Quando chegam espécies novas, mas o ecossistema fica mais pobre

A natureza responde às novas condições. Em algumas áreas, pesquisadores observam a expansão de outras algas mais tolerantes ao calor. Uma delas é Saccorhiza polyschides, uma espécie pioneira de crescimento rápido. Ela consegue ocupar áreas livres em pouco tempo e se beneficia das temperaturas mais altas.

Ainda assim, ela não substitui de verdade as florestas de Laminaria. Sua estrutura é mais simples e menos intrincada, com menos micro-habitats. Para muitos animais, serve como alternativa apenas de forma limitada. Espécies adaptadas especificamente a bosques densos de Laminaria não encontram nessas novas “plantações” um habitat equivalente.

Pescadores ao longo da costa já relatam mudanças percebidas na prática: menos lagostas, menos certos peixes aparentados ao bacalhau, menos búzios (caracóis marinhos de valor comercial). Todos esses animais usam as florestas submersas como berçário ou área de caça. Quando esse ambiente colapsa, as populações também encolhem nas zonas de captura.

O que essa transformação significa para quem vive no litoral

Os impactos não ficam restritos à biologia marinha. Comunidades costeiras cuja economia depende da pesca, da colheita de algas ou do turismo marítimo estão ligadas diretamente à saúde desses ecossistemas. Menos peixe, costas menos estáveis, menos paisagens subaquáticas típicas - tudo isso reduz a atratividade da região.

Impacto Área afetada
Queda dos estoques de peixe Pesca, mercados locais, gastronomia
Perda da colheita de algas Empregos, indústria de alimentos e cosméticos
Menor proteção costeira Danos por ressacas e tempestades, infraestrutura costeira
Mares com menos espécies Turismo, mergulho, identidade regional

Últimos refúgios no norte - e a pergunta em aberto

Em águas mais frias, como as da costa da Noruega, ainda existem populações estáveis das florestas clássicas de Laminaria. Pesquisadores veem essas áreas como possíveis refúgios, onde parte das espécies pode sobreviver enquanto desaparece no sul. Porém, mesmo ali, as temperaturas sobem lentamente.

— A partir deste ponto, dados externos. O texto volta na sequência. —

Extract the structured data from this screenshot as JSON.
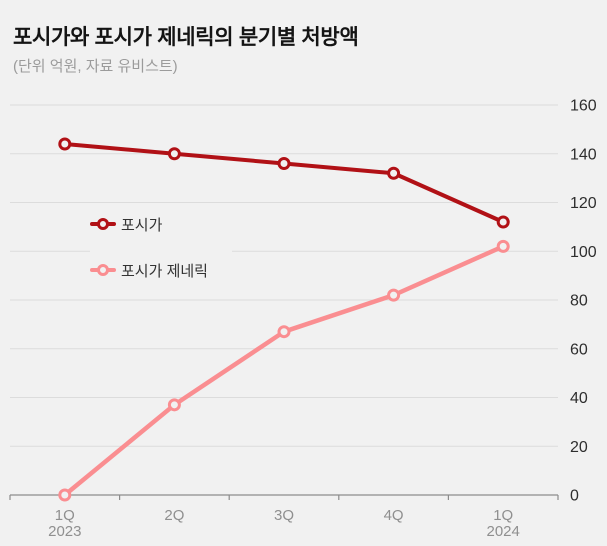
{
  "header": {
    "title": "포시가와 포시가 제네릭의 분기별 처방액",
    "subtitle": "(단위 억원, 자료 유비스트)"
  },
  "chart_data": {
    "type": "line",
    "title": "포시가와 포시가 제네릭의 분기별 처방액",
    "subtitle": "(단위 억원, 자료 유비스트)",
    "categories": [
      {
        "label": "1Q",
        "sublabel": "2023"
      },
      {
        "label": "2Q",
        "sublabel": ""
      },
      {
        "label": "3Q",
        "sublabel": ""
      },
      {
        "label": "4Q",
        "sublabel": ""
      },
      {
        "label": "1Q",
        "sublabel": "2024"
      }
    ],
    "series": [
      {
        "name": "포시가",
        "color": "#b11116",
        "line_width": 4,
        "values": [
          144,
          140,
          136,
          132,
          112
        ]
      },
      {
        "name": "포시가 제네릭",
        "color": "#fa8e91",
        "line_width": 4.5,
        "values": [
          0,
          37,
          67,
          82,
          102
        ]
      }
    ],
    "yticks": [
      0,
      20,
      40,
      60,
      80,
      100,
      120,
      140,
      160
    ],
    "ylim": [
      0,
      160
    ],
    "grid": true,
    "legend_position": "inside-left",
    "y_axis_side": "right",
    "background": "#f1f1f1",
    "gridline_color": "#dcdcdc",
    "axis_color": "#8c8c8c",
    "ylabel_color": "#2e2e2e",
    "xlabel_color": "#8f8f8f"
  }
}
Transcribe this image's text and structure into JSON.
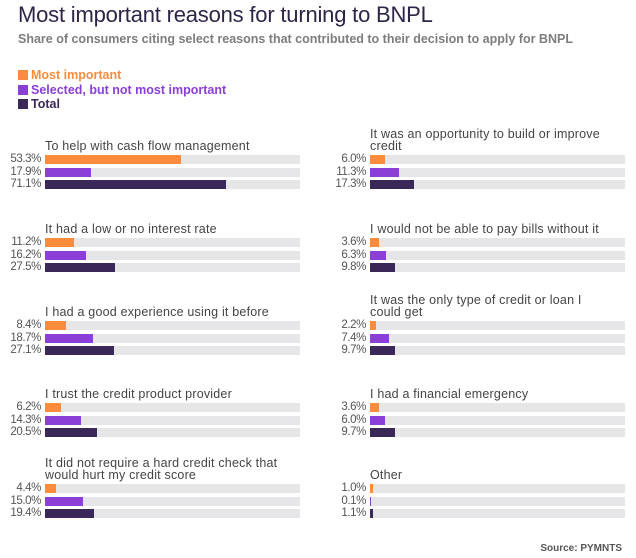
{
  "chart_data": {
    "type": "bar",
    "orientation": "horizontal",
    "title": "Most important reasons for turning to BNPL",
    "subtitle": "Share of consumers citing select reasons that contributed to their decision to apply for BNPL",
    "unit": "%",
    "xlim": [
      0,
      100
    ],
    "legend_placement": "top-left",
    "series": [
      {
        "name": "Most important",
        "color": "#fb8c3c"
      },
      {
        "name": "Selected, but not most important",
        "color": "#8b3fd6"
      },
      {
        "name": "Total",
        "color": "#3a2858"
      }
    ],
    "track_color": "#e6e6e8",
    "categories": [
      {
        "label": [
          "To help with cash flow management"
        ],
        "values": [
          53.3,
          17.9,
          71.1
        ],
        "labels": [
          "53.3%",
          "17.9%",
          "71.1%"
        ]
      },
      {
        "label": [
          "It had a low or no interest rate"
        ],
        "values": [
          11.2,
          16.2,
          27.5
        ],
        "labels": [
          "11.2%",
          "16.2%",
          "27.5%"
        ]
      },
      {
        "label": [
          "I had a good experience using it before"
        ],
        "values": [
          8.4,
          18.7,
          27.1
        ],
        "labels": [
          "8.4%",
          "18.7%",
          "27.1%"
        ]
      },
      {
        "label": [
          "I trust the credit product provider"
        ],
        "values": [
          6.2,
          14.3,
          20.5
        ],
        "labels": [
          "6.2%",
          "14.3%",
          "20.5%"
        ]
      },
      {
        "label": [
          "It did not require a hard credit check that",
          "would hurt my credit score"
        ],
        "values": [
          4.4,
          15.0,
          19.4
        ],
        "labels": [
          "4.4%",
          "15.0%",
          "19.4%"
        ]
      },
      {
        "label": [
          "It was an opportunity to build or improve",
          "credit"
        ],
        "values": [
          6.0,
          11.3,
          17.3
        ],
        "labels": [
          "6.0%",
          "11.3%",
          "17.3%"
        ]
      },
      {
        "label": [
          "I would not be able to pay bills without it"
        ],
        "values": [
          3.6,
          6.3,
          9.8
        ],
        "labels": [
          "3.6%",
          "6.3%",
          "9.8%"
        ]
      },
      {
        "label": [
          "It was the only type of credit or loan I",
          "could get"
        ],
        "values": [
          2.2,
          7.4,
          9.7
        ],
        "labels": [
          "2.2%",
          "7.4%",
          "9.7%"
        ]
      },
      {
        "label": [
          "I had a financial emergency"
        ],
        "values": [
          3.6,
          6.0,
          9.7
        ],
        "labels": [
          "3.6%",
          "6.0%",
          "9.7%"
        ]
      },
      {
        "label": [
          "Other"
        ],
        "values": [
          1.0,
          0.1,
          1.1
        ],
        "labels": [
          "1.0%",
          "0.1%",
          "1.1%"
        ]
      }
    ],
    "source": "Source: PYMNTS"
  }
}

Por isso, a questão central é outra: em que estado a geração atual entrega os oceanos aos seus filhos? Se as florestas submersas nas porções mais ao sul da Europa passarem a existir apenas em arquivos e em filmagens antigas de mergulho, muda não só um ecossistema, mas também a imagem cultural do mar.

O que isso revela do ponto de vista do combate à mudança climática

A perda das florestas de algas afeta várias camadas do sistema climático ao mesmo tempo. Elas armazenam carbono, reduzem a erosão costeira e funcionam como amortecedor contra tempestades. Quando desaparecem, aumenta a pressão por obras técnicas de proteção costeira, que frequentemente são caras e menos adaptáveis.

Ao mesmo tempo, os sinais observados mostram como oceano e atmosfera estão interligados. Mais gases de efeito estufa aquecem o ar; isso aquece a água; e a água mais quente desestabiliza ecossistemas que até então ajudavam a capturar CO₂. Assim, forma-se um ciclo de reforço que é difícil de reverter.

Termos e exemplos que tornam a mudança mais concreta

A expressão “floresta submersa” pode soar romântica, mas descreve com precisão o que esses ambientes fazem. Como num bosque em terra, há diferentes “camadas”: um tipo de dossel formado por longas lâminas de algas, uma zona intermediária com espécies que flutuam e um “chão” com plantas e animais menores. Quando o dossel some, toda a estrutura se altera - não apenas uma peça isolada.

Isso fica claro em cidades costeiras onde mergulhadores mais antigos comparam as experiências: antes, era preciso abrir caminho por algas densas; hoje, em alguns pontos, a visão fica livre até o fundo. O que pode parecer atraente para turistas à primeira vista, do ponto de vista biológico é sinal de perda - como confundir um bosque derrubado com uma “vista bonita”.

Para as próximas décadas, especialistas projetam uma combinação de vários riscos: aquecimento da água, mudanças nas correntes, tempestades mais fortes e maior turvação causada por eventos de chuva. Cada um desses fatores, por si só, já seria um problema; juntos, funcionam como um stress contínuo que empurra as florestas submersas para o limite da sua capacidade de adaptação.